One year ago today, Julie and Seth were sitting in the front bleachers by the Las Vegas music stage anticipating a fun night together and with friends.

Shortly after the music and singing started, the first shot came across. Seth thought it was a couple of guys being crazy in the parking lot. But then a few minutes went by and a second and third round of gunfire rang all around them.

“I knew it was bad,” said Seth. “Under the bleachers we hid for a while. We didn’t know how many were shooting, whether it was in the venue or outside. It didn’t stop. Over and over gunshots after gunshots.”

The shots seemed to get louder. And then it would stop. And then start again. After several minutes of what seemed like quiet, Seth and Julie decided to run.

While running across the stadium, Julie remembers a scene of chaos. People plowing through food vendors, chairs, tables, hot grills on the floor, people everywhere on the floor. Shoes, hats, purses. Blood.

“Once outside of the stadium, we ran down the street and into an employee entrance of a hotel,” explained Julie.

While they were running down the street Seth felt compelled to stop and pray with people and with Julie.

“I guess for me getting in there and seeing the sheer amount of fear and terror in people,” said Seth, “I just felt called to pray.”

In lock down at the hotel, Seth and Julie tried to help people around them as best they could. There was nothing to do but look around at everyone’s shocked faces and wonder ‘what just happened?’ At 4 am, Seth and Julie finally got the clear by law enforcement that it was safe to leave. They walked back to their hotel, packed up as fast as they could and went directly to the airport for home.

“We got to the airport, plugged our phones in and began to call our family,” said Seth. “How do I let everyone know I am alive? It was emotional.”

After getting home and reunited with their family, Julie’s shock set in and a wave of depression followed for a few months.

“I never dealt with depression,” shared Julie. “I was depressed to where I didn’t want to get out of bed. I didn’t want to do anything. Not even with my kids.”

“It was hard for Seth because he couldn’t fix me.”

For Seth, the journey afterward looked different. Seth shared “I’m a people person. Always outgoing. But for the first couple of months after the shooting, it was like joy was sucked out of my personality.” For Seth, a new desire and conviction evolved into his heart. A bigger joy.

“What I did experience was a desire to share Jesus more fiercely. For them to have a true community and understanding of Jesus.”

“Now I’m not afraid of what someone might think of me when I talk about Jesus with them,” said Seth. “My younger days I hid from myself and played the “game”. I thought I needed to play this “game” of pretending I was someone that I was not.”

“Not anymore.
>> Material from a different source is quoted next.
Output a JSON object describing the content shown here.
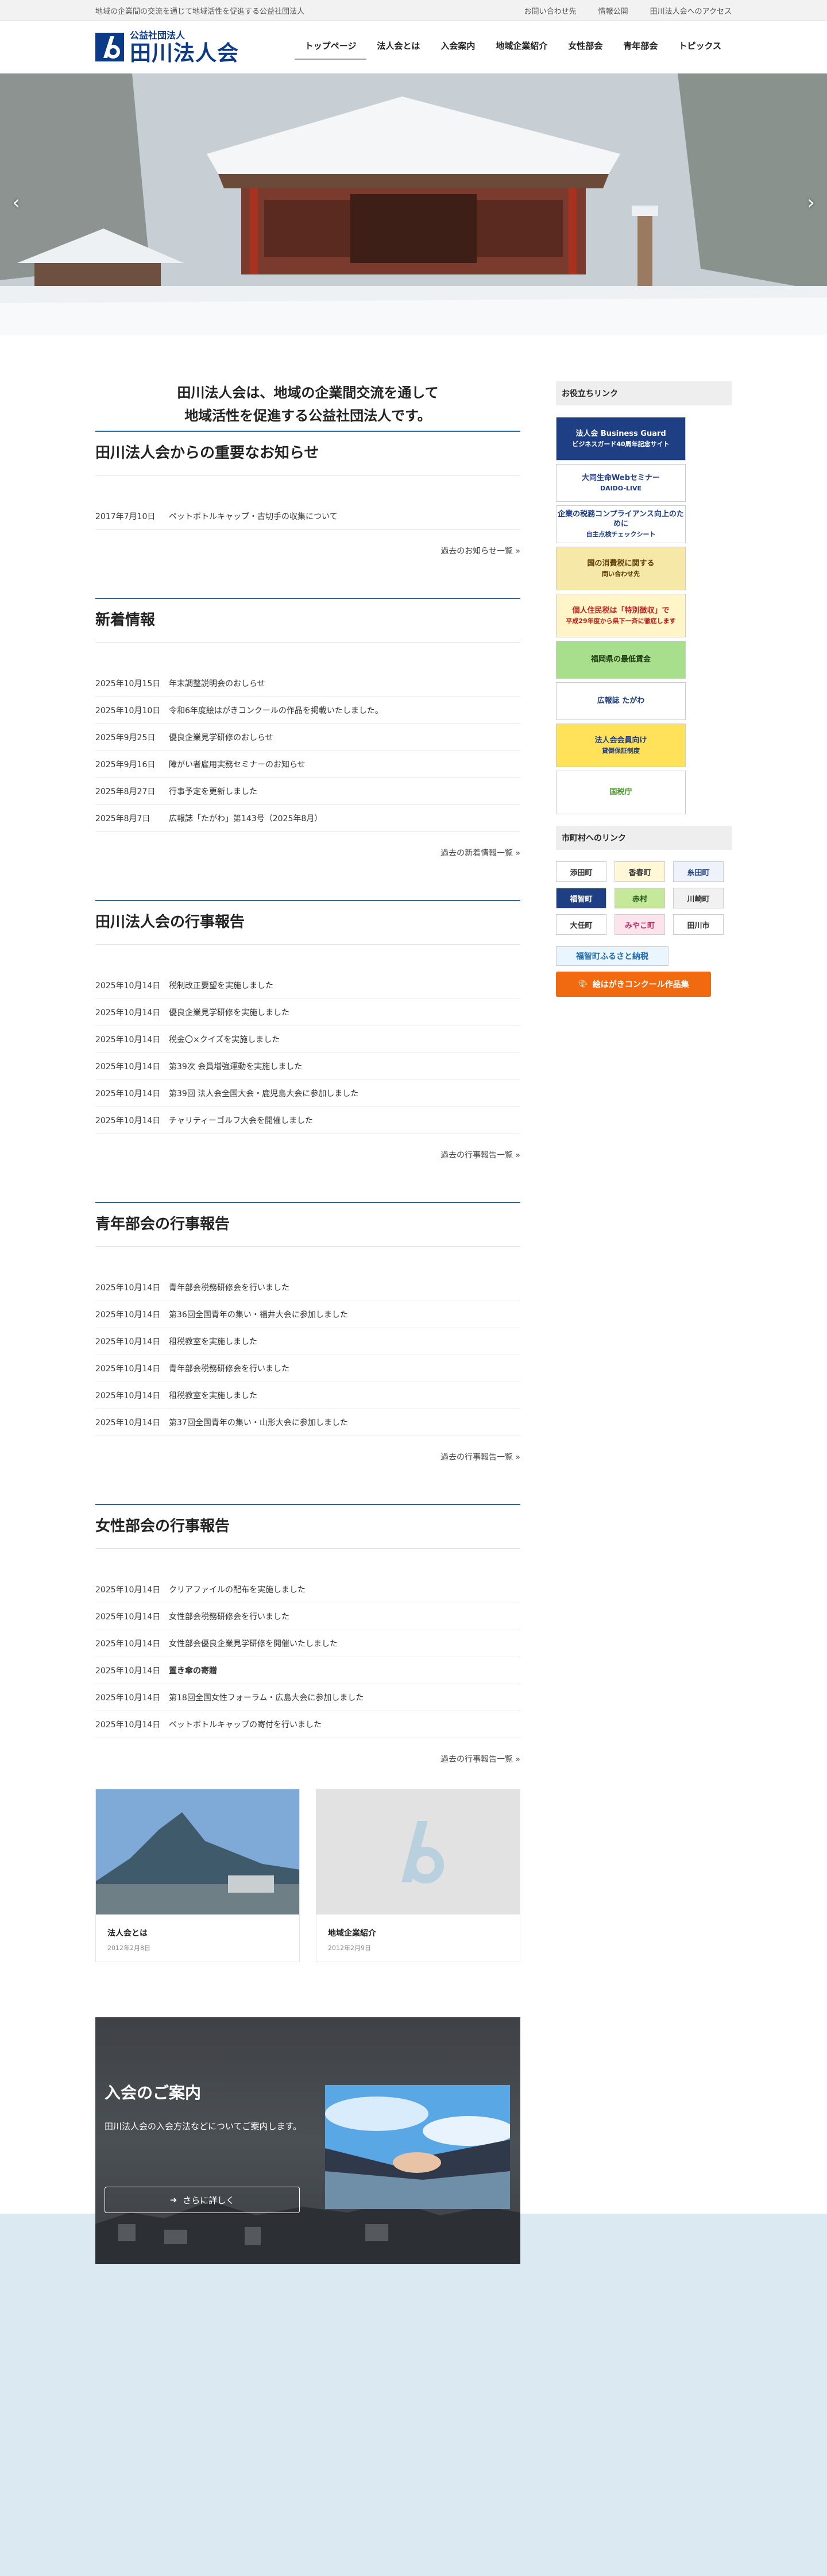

I want people to know Jesus.”

Another big turning point for Seth was a conviction as a husband and as a father.

“I didn’t do a good job loving Julie through this nor before. Having a spouse who is deeply depressed is hard. I was quick to anger with my kids for a long time,” confessed Seth. “Now, I look at Julie and the kids and think ‘I could be gone’. I don’t want to be hard anymore but show them only grace, patience, and love.”

After months of counseling, being loved and nurtured by their church and by their City Group, tons of prayer, and countless moments of grace from Jesus, the Browns feel stronger.

“One day I literally was strong. I can’t explain it any other way,” shared Julie. “I don’t think that normally happens with depression, but for me it did.”

“Talking about the event is easy for me now,” shared Julie. “It actually feels healing every
single time I do. I get to look back in those moments of fear and see that even though there
was terror all around me, I was at peace. My eternity is secure. Of course I was scared, but it
wasn’t a fear of death… it was more a fear of the unknown. I get to look back and see how that
peace settled over me and know that God was with me through the hardest night of my life.”

Julie says that her interests and values have changed since the shooting and how she reacts to her children. What she put value in before the shooting seems novel and not important.

“My focus is diving into God’s Word,” shares Julie. “I never had that strong of a desire before. I just want more Jesus.”

Julie and Seth think that what happened last fall in Las Vegas was pure evil. Yet Jesus was there with them. It has now become an opportunity to share about Jesus to those around them.

“We have seen the ultimate evil in a person,” says Seth. “But our hope and prayer is that through our story, Julie and I can point others to Jesus.”

“We would never have chosen to experience this, but we wouldn’t change it. Through this we have learned to be grateful for everything in our lives.”